O projeto de exploração – Na Serra dos Carajás, no estado do Pará, desenvolve-se o Projeto Grande Carajás, de extração mineral em operação. Esse território era povoado pelos povos indígenas Karajá e Kayapó. Hoje, a exploração impacta diretamente, dentre os estados que compreendem a Amazônia Oriental, o Maranhão, o Amapá e o Pará.
A prospecção (sondagem) de minério de ferro na Serra dos Carajás teve início nos anos 1960 e ganhou impulso na década seguinte, quando a então estatal Companhia Vale do Rio Doce, hoje Vale S/A, assumiu o controle total da exploração de minérios na região. Em 1979, criou-se o Programa Grande Carajás (PGC), com a finalidade de produzir minérios em escala industrial para o mercado internacional.
A consolidação do PGC foi sendo realizada por obras de infraestrutura de grande impacto, como por exemplo a Usina Hidrelétrica de Tucuruí, no sudeste do Pará, e o Porto de Ponta da Madeira, em São Luís, com a movimentação de cargas do Norte/Nordeste, e a Estrada de Ferro Carajás, que se estende por 900 mil quilômetros quadrados entre Parauapebas (PA) e o porto em São Luís, numa área que corresponde a um décimo do território brasileiro, atravessa os rios Xingu, Tocantins e Araguaia e percorre terras do sudeste do Pará, norte de Tocantins e oeste do Maranhão.
Segundo padre Dário Bossi, da Rede Justiça nos Trilhos, “dos 27 municípios atravessados pela EFC, 21 possuem Índice de Desenvolvimento Humano (IDH) menor que a média dos seus estados”. O padre lembra que o programa, criado durante o governo João Figueiredo (1979 a 1985), surgiu com a promessa de proporcionar à região diversas oportunidades. “Contudo, 30 anos depois da implantação, muito disso ficou no papel. No chão de nossas regiões, ficaram os enormes buracos das minas da Serra Norte e, no coração da Floresta Nacional de Carajás, uma ferrovia com o fluxo que chega a escoar mais de 100 milhões de toneladas de minério de ferro por ano”, detalha o religioso.

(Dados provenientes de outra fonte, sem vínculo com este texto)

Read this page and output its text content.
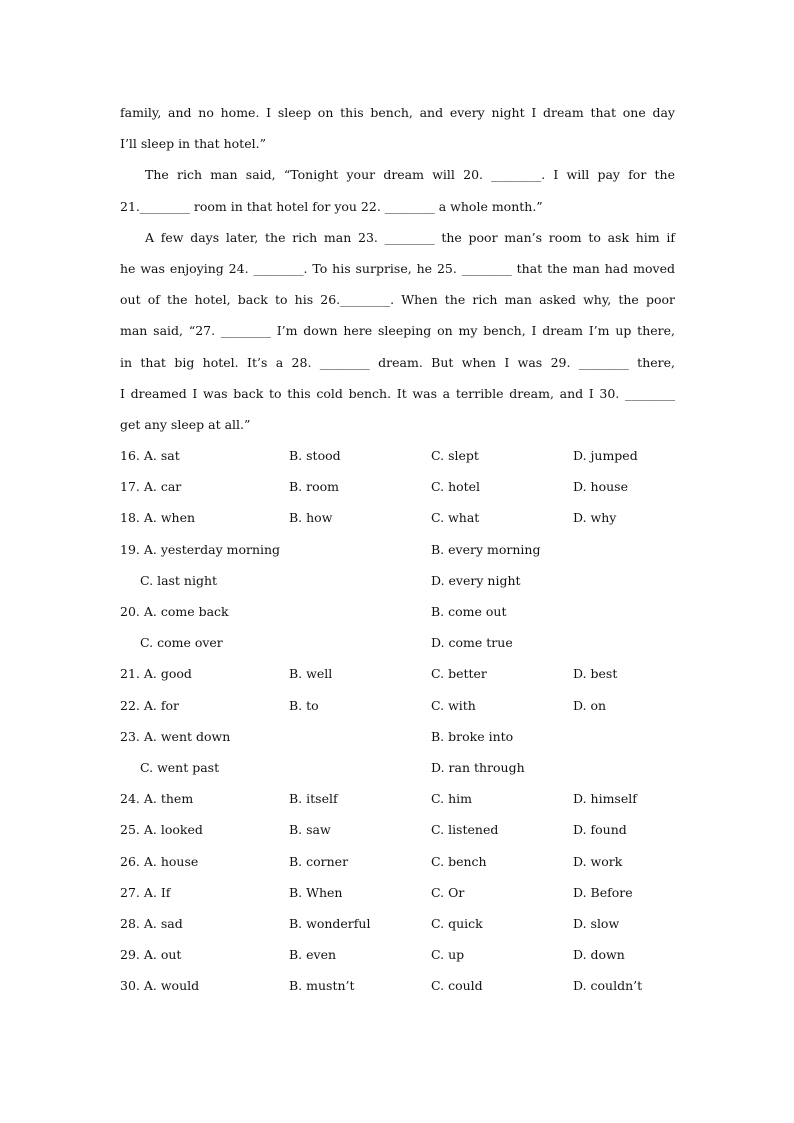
family, and no home. I sleep on this bench, and every night I dream that one day
I’ll sleep in that hotel.”
The rich man said, “Tonight your dream will 20. ________. I will pay for the
21.________ room in that hotel for you 22. ________ a whole month.”
A few days later, the rich man 23. ________ the poor man’s room to ask him if
he was enjoying 24. ________. To his surprise, he 25. ________ that the man had moved
out of the hotel, back to his 26.________. When the rich man asked why, the poor
man said, “27. ________ I’m down here sleeping on my bench, I dream I’m up there,
in that big hotel. It’s a 28. ________ dream. But when I was 29. ________ there,
I dreamed I was back to this cold bench. It was a terrible dream, and I 30. ________
get any sleep at all.”
16. A. sat	B. stood	C. slept	D. jumped
17. A. car	B. room	C. hotel	D. house
18. A. when	B. how	C. what	D. why
19. A. yesterday morning	B. every morning
C. last night	D. every night
20. A. come back	B. come out
C. come over	D. come true
21. A. good	B. well	C. better	D. best
22. A. for	B. to	C. with	D. on
23. A. went down	B. broke into
C. went past	D. ran through
24. A. them	B. itself	C. him	D. himself
25. A. looked	B. saw	C. listened	D. found
26. A. house	B. corner	C. bench	D. work
27. A. If	B. When	C. Or	D. Before
28. A. sad	B. wonderful	C. quick	D. slow
29. A. out	B. even	C. up	D. down
30. A. would	B. mustn’t	C. could	D. couldn’t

O compromisso – Após reflexões, articulações, mobilizações e debates realizados ao longo do processo, incluindo os seminários preparatórios realizados o ano passado, em Imperatriz (MA) de 18 a 20 de outubro; e, neste ano, em Santa Inês (MA) de 20 a 22 de março, Marabá (PA) de 21 a 23 de março e Belém (PA) de 9 a 11 de abril, os participantes do Seminário Internacional Carajás 30 Anos redigiram a Carta de São Luís, afirmando:
“O extinto Programa Grande Carajás, cujas continuidades, hoje, são comandadas pela mineradora Vale S/A e seus parceiros, impôs um modelo de desenvolvimento que trouxe enormes prejuízos sociais, econômicos, políticos, culturais, artísticos, ambientais à Amazônia Oriental. Mineração, exploração ilegal de madeira, indústrias poluidoras, pesca predatória, monocultivos, pecuária extensiva, especulação imobiliária no campo e na cidade e obras de infraestrutura provocam profundas alterações nas paisagens e nos modos de vida.

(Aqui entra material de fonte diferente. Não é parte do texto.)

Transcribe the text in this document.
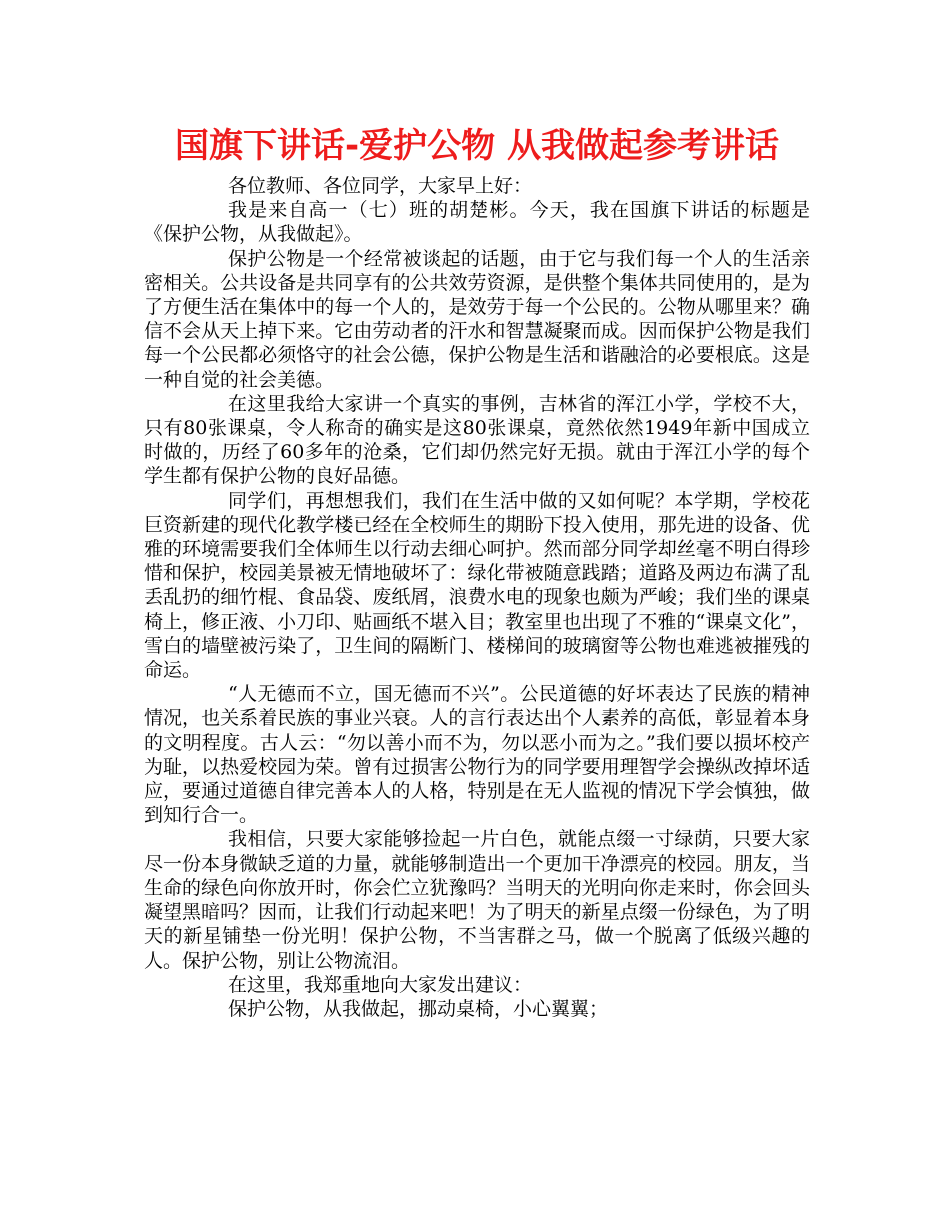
国旗下讲话-爱护公物 从我做起参考讲话

各位教师、各位同学，大家早上好：

我是来自高一（七）班的胡楚彬。今天，我在国旗下讲话的标题是《保护公物，从我做起》。

保护公物是一个经常被谈起的话题，由于它与我们每一个人的生活亲密相关。公共设备是共同享有的公共效劳资源，是供整个集体共同使用的，是为了方便生活在集体中的每一个人的，是效劳于每一个公民的。公物从哪里来？确信不会从天上掉下来。它由劳动者的汗水和智慧凝聚而成。因而保护公物是我们每一个公民都必须恪守的社会公德，保护公物是生活和谐融洽的必要根底。这是一种自觉的社会美德。

在这里我给大家讲一个真实的事例，吉林省的浑江小学，学校不大，只有80张课桌，令人称奇的确实是这80张课桌，竟然依然1949年新中国成立时做的，历经了60多年的沧桑，它们却仍然完好无损。就由于浑江小学的每个学生都有保护公物的良好品德。

同学们，再想想我们，我们在生活中做的又如何呢？本学期，学校花巨资新建的现代化教学楼已经在全校师生的期盼下投入使用，那先进的设备、优雅的环境需要我们全体师生以行动去细心呵护。然而部分同学却丝毫不明白得珍惜和保护，校园美景被无情地破坏了：绿化带被随意践踏；道路及两边布满了乱丢乱扔的细竹棍、食品袋、废纸屑，浪费水电的现象也颇为严峻；我们坐的课桌椅上，修正液、小刀印、贴画纸不堪入目；教室里也出现了不雅的“课桌文化”，雪白的墙壁被污染了，卫生间的隔断门、楼梯间的玻璃窗等公物也难逃被摧残的命运。

“人无德而不立，国无德而不兴”。公民道德的好坏表达了民族的精神情况，也关系着民族的事业兴衰。人的言行表达出个人素养的高低，彰显着本身的文明程度。古人云：“勿以善小而不为，勿以恶小而为之。”我们要以损坏校产为耻，以热爱校园为荣。曾有过损害公物行为的同学要用理智学会操纵改掉坏适应，要通过道德自律完善本人的人格，特别是在无人监视的情况下学会慎独，做到知行合一。

我相信，只要大家能够捡起一片白色，就能点缀一寸绿荫，只要大家尽一份本身微缺乏道的力量，就能够制造出一个更加干净漂亮的校园。朋友，当生命的绿色向你放开时，你会伫立犹豫吗？当明天的光明向你走来时，你会回头凝望黑暗吗？因而，让我们行动起来吧！为了明天的新星点缀一份绿色，为了明天的新星铺垫一份光明！保护公物，不当害群之马，做一个脱离了低级兴趣的人。保护公物，别让公物流泪。

在这里，我郑重地向大家发出建议：

保护公物，从我做起，挪动桌椅，小心翼翼；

Vivemos sob uma economia de enclaves, controlada por grandes corporações de alcance internacional e, assim como em várias partes do mundo, somos submetidos a: descomunal concentração de terras, a maior do País; poluição, destruição dos ecossistemas; concentração de renda; violência e assassinatos no campo e na cidade; trágicos conflitos fundiários; precarização do trabalho; trabalho escravo e infantil; desmonte da legislação trabalhista, ambiental e territorial; processos compulsórios de migração; aumento da miséria; genocídios de povos e comunidades tradicionais; desigualdade de gênero e marginalização da juventude e dos idosos.
A voracidade da extração de minério de ferro da região Carajás determina o projeto de abertura de uma nova e enorme mina na Serra Sul da Floresta Nacional Carajás, a duplicação da Estrada de Ferro, considerada ilegal pela Justiça Federal, e a construção de novas ferrovias, assim como a expansão do complexo portuário da região. O resultado é a intensificação das agressões aos povos, às comunidades e à natureza.

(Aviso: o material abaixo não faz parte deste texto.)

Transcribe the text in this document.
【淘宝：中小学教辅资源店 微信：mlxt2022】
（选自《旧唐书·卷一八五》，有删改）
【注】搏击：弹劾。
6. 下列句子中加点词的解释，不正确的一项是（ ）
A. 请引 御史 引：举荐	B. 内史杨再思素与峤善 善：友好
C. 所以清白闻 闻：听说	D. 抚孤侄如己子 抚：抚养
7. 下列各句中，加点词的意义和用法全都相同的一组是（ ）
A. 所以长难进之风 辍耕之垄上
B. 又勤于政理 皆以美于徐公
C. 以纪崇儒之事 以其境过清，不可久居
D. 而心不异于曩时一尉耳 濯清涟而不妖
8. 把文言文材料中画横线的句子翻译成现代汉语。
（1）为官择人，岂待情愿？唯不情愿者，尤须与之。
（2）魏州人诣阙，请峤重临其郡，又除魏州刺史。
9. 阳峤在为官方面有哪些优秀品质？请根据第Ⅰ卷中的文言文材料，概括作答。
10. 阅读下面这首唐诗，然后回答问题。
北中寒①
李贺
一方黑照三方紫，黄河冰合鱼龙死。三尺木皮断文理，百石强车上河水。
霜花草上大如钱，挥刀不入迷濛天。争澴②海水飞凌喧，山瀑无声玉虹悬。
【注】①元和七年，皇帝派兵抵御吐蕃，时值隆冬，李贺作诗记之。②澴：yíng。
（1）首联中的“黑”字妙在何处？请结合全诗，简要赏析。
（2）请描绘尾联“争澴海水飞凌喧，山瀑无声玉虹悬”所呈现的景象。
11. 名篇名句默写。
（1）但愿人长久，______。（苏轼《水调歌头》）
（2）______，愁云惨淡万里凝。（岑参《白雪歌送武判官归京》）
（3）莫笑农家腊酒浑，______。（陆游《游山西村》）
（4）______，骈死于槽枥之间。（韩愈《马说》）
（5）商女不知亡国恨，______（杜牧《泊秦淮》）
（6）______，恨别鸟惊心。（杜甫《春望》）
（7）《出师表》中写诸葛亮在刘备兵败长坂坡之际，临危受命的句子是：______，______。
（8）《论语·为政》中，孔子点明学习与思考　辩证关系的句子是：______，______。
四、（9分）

O agronegócio é inimigo da sociedade, com suas práticas destrutivas da natureza e dos modos de vida, da agricultura familiar camponesa e dos povos das florestas, das águas e das cidades. Trata-se de um modelo de produção que impõe uma alimentação envenenada com seus agrotóxicos. Esse ‘desenvolvimento’ constitui um crime de lesa-humanidade.
Nesse ambiente, denunciamos o Estado como agente promotor e sustentador de tal modelo econômico que oprime e explora. Salvo honrosas exceções, o Executivo, o Judiciário e o Legislativo, em todos os seus níveis, atendem aos interesses dos empreendimentos opressores. A relação é de cumplicidade e submissão, havendo um cordão umbilical entre o grande capital internacional, a estrutura oligárquica e os poderes locais.
Uma das principais ações dessa dinâmica é a violenta e histórica criminalização dos movimentos, organizações e lideranças sociais. O capital e o Estado não querem a manifestação pública! A pseudodemocracia serve, sobretudo e quase que exclusivamente, ao poder econômico e à estrutura oligárquica.
Esse processo de espionagem, criminalização e violência é uma manifestação da ditadura do capital que se expressa, dentre outras formas, através da censura e da manipulação da grande imprensa. Porém, existem resistências a esse desenvolvimento, em várias escalas e níveis, que envolvem a persistência de muitos que dizem não a tal modelo, são as comunidades tradicionais e os povos indígenas e quilombolas; os movimentos de mulheres, gênero e geração; organizações e movimentos sociais; organizações religiosas; intelectuais, trabalhadores e sindicatos do campo e da cidade; mídia alternativa. São muitos coletivos e sujeitos que acreditam e lutam a partir de outras referências, de outros paradigmas.
Reafirmamos o Seminário Internacional Carajás 30 Anos como um processo regional, nacional e internacional de articulação, reflexão e mobilização das resistências e diferentes formas de produção de saberes e cultura para a construção de um mundo justo e solidário.
Diante do exposto, chamamos a Amazônia, o Brasil e a sociedade internacional a refletir e resistir contra o desenvolvimento imposto pelo capital e a lutar por:
• soberania dos povos; • democracia popular; • reforma agrária; • demarcação de territórios indígenas, quilombolas e de populações tradicionais; • direito à moradia; • soberania alimentar; • conservação do ambiente;
• respeito às culturas e tradições;
Enfim, lutar pela vida. Afinal, diante da realidade desse modelo predatório e excludente, é necessário ‘perder a inocência’.
‘Enquanto houver fome, haverá luta’, Manuel da Conceição.
Por Osnilda Lima, fsp
São Luís, Amazônia, Brasil, 9 de maio de 2014”.